Mafia et construction

Au-delà du folklore

Enquête publique - un PM complice?



Assassiné mercredi, le parrain de la mafia montréalaise, Nicolo Rizzuto, a eu droit hier à des funérailles solennelles en l'église Notre-Dame-de-la-Défense dans la Petite Italie. Sa «famille» s'y est réunie pour lui rendre un hommage à la hauteur de l'importance du personnage. Cette manifestation publique témoigne du pouvoir de cette organisation sur la société québécoise.
Il serait vain de nier que la mafia en général et la famille Rizzuto en particulier exercent une fascination sur l'opinion publique. La mafia est un fait de la vie. Ici, à Montréal, comme ailleurs, cette organisation domine un monde parallèle qui a ses propres règles et dont les activités, qu'il s'agisse de prostitution, de commerce de la drogue, de jeux de hasard, imprègnent la vie quotidienne. L'influence que détient cet autre pouvoir sur le plan social et sur le plan économique a été bien traduite par les pages et les heures de couverture consacrées par les médias à l'assassinat de Nicolo Rizzuto.
Fascinés par la carrière de Nicolo Rizzuto, tous nous l'avons été un peu ou beaucoup. Il ne faut pas oublier pour autant que la vie de Nicolo Rizzuto n'a rien eu d'honorable.
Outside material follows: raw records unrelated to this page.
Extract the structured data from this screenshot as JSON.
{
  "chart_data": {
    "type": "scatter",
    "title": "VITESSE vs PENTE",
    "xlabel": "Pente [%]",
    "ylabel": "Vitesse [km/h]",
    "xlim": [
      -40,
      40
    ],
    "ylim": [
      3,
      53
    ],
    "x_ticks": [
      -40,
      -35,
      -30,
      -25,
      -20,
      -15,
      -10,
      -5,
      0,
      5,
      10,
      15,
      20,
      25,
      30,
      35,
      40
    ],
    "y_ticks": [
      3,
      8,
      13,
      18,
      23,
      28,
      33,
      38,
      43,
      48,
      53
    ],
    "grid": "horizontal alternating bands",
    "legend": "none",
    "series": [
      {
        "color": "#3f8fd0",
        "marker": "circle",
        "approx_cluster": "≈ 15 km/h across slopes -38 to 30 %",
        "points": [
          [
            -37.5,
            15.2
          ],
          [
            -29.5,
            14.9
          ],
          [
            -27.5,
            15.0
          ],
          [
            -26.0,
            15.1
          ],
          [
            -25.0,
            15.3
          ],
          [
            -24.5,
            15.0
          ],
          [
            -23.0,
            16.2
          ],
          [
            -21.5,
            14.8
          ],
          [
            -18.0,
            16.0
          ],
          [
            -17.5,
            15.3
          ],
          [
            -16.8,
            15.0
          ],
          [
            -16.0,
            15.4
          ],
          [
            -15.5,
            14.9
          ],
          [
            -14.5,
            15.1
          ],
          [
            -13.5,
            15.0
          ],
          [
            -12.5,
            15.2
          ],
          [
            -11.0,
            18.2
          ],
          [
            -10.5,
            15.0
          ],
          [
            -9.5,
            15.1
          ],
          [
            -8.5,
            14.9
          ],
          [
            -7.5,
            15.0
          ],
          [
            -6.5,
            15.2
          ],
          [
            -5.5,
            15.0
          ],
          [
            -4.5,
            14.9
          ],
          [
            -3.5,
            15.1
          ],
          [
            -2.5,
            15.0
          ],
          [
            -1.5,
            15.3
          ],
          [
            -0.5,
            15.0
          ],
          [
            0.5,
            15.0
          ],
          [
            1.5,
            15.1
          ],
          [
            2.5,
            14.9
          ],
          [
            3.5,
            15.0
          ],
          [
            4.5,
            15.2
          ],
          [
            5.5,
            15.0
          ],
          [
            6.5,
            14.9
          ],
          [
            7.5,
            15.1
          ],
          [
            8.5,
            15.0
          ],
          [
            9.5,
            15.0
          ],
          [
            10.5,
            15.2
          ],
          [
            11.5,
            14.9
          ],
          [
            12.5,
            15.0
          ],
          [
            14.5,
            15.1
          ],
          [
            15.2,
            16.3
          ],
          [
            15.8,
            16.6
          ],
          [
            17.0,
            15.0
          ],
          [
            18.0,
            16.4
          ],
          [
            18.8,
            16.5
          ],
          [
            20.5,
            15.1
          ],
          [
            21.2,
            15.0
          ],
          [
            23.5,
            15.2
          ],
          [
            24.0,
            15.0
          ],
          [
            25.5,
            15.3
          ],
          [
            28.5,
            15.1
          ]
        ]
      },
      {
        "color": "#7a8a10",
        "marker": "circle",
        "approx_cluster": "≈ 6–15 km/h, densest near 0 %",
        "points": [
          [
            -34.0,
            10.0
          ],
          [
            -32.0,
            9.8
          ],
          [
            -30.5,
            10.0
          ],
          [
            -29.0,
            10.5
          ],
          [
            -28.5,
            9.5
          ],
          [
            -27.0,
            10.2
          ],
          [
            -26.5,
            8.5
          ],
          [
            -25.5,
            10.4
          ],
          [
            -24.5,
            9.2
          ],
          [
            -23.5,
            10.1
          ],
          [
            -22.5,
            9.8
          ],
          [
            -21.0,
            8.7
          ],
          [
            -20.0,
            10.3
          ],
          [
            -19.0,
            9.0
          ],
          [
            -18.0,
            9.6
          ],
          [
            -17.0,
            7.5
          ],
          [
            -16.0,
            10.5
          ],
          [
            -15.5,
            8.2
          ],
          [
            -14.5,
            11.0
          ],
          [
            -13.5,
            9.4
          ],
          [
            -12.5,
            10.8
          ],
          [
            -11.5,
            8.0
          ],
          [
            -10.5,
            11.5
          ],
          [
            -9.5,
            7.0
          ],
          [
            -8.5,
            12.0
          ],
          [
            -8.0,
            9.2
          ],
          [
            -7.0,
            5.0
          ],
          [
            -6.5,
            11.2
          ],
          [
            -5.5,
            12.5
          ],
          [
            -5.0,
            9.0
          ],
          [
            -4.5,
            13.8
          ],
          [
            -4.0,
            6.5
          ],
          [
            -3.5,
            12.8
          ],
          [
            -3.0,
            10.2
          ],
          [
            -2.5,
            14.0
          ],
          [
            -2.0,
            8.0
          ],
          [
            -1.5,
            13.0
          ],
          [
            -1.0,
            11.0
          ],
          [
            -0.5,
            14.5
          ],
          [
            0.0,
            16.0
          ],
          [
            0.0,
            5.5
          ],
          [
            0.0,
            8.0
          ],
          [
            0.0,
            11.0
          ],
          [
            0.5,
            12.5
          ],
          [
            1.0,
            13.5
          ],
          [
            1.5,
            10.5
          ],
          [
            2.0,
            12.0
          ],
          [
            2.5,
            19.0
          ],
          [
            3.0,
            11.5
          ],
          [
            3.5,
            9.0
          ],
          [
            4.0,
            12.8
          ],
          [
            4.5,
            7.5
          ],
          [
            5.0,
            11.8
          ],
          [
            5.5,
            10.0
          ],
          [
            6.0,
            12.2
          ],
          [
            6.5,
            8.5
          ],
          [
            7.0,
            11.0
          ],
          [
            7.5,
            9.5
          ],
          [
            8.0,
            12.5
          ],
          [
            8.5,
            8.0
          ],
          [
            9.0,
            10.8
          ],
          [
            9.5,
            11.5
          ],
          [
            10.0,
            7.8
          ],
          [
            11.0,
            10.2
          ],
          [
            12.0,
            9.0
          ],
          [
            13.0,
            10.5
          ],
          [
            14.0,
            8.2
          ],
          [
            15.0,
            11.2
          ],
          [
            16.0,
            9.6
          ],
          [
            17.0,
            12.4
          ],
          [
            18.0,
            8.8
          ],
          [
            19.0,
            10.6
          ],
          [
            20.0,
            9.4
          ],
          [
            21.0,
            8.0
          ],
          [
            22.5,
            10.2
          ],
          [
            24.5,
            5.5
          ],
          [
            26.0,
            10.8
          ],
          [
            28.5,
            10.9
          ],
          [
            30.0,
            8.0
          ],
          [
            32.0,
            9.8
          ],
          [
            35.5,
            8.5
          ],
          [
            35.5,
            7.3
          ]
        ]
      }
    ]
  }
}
Le quotidien de cet homme a été fait de meurtres (commis pour certains au nom d'un code dit d'honneur), d'extorsions, de règlements de comptes, de violences physiques et morales sans aucun égard pour les vies brisées par ses commerces interdits. Comment ne pas ressentir un vif malaise en voyant son cercueil franchir la grande porte de l'église Notre-Dame-de-la-Défense, puis en ressortir une fois le défunt pardonné de ses péchés? Ce folklore ne doit pas nous faire oublier ce qu'est la réalité du crime organisé.
La dépouille de Nicolo Rizzuto a été exposée le week-end dernier dans un salon funéraire lui appartenant. Étonnant? La fortune immense amassée par le crime ne peut qu'aboutir dans des activités licites qui sont de tous ordres. Tant qu'à être dans l'industrie de la mort, pourquoi ne pas y être jusqu'au bout? Il n'y a là aucune ironie, mais un profond cynisme qui montre bien que la mafia n'a aucune restriction morale lorsqu'il s'agit d'investir dans un secteur d'activité légale. L'assassinat de Nicolo Rizzuto nous le rappelle à point nommé, au moment où l'on débat de la nécessité de la tenue d'une enquête publique sur l'industrie de la construction.
Le folklore mafieux déteint depuis quelques semaines sur le monde de la politique québécoise, tout au moins dans le vocabulaire. Ce week-end, le chef de l'ADQ a ainsi fait une allusion assassine en qualifiant le premier ministre Jean Charest de «parrain de la famille libérale». Ce n'est certes pas la bonne façon d'obtenir cette enquête publique.
L'inquiétude a augmenté de plusieurs crans depuis que des porte-parole de corps policiers ont évoqué ouvertement l'existence de liens entre la mafia et un cartel de grandes entreprises de la construction à Montréal. La taxe qu'elle imposerait voudrait dire qu'elle a la main dans les finances publiques. Cela est intolérable.
Le refus obstiné du gouvernement crée un malaise profond, car, par là, il donne l'impression d'être prêt à tolérer cette intrusion du crime organisé dans les affaires publiques. Oui, l'escouade Marteau est au travail, mais il y a lieu de mobiliser toutes les ressources policières et juridiques pour réaliser le ménage qui s'impose. Jean Charest est à bout d'arguments. Il doit avoir l'humilité d'écouter ses concitoyens.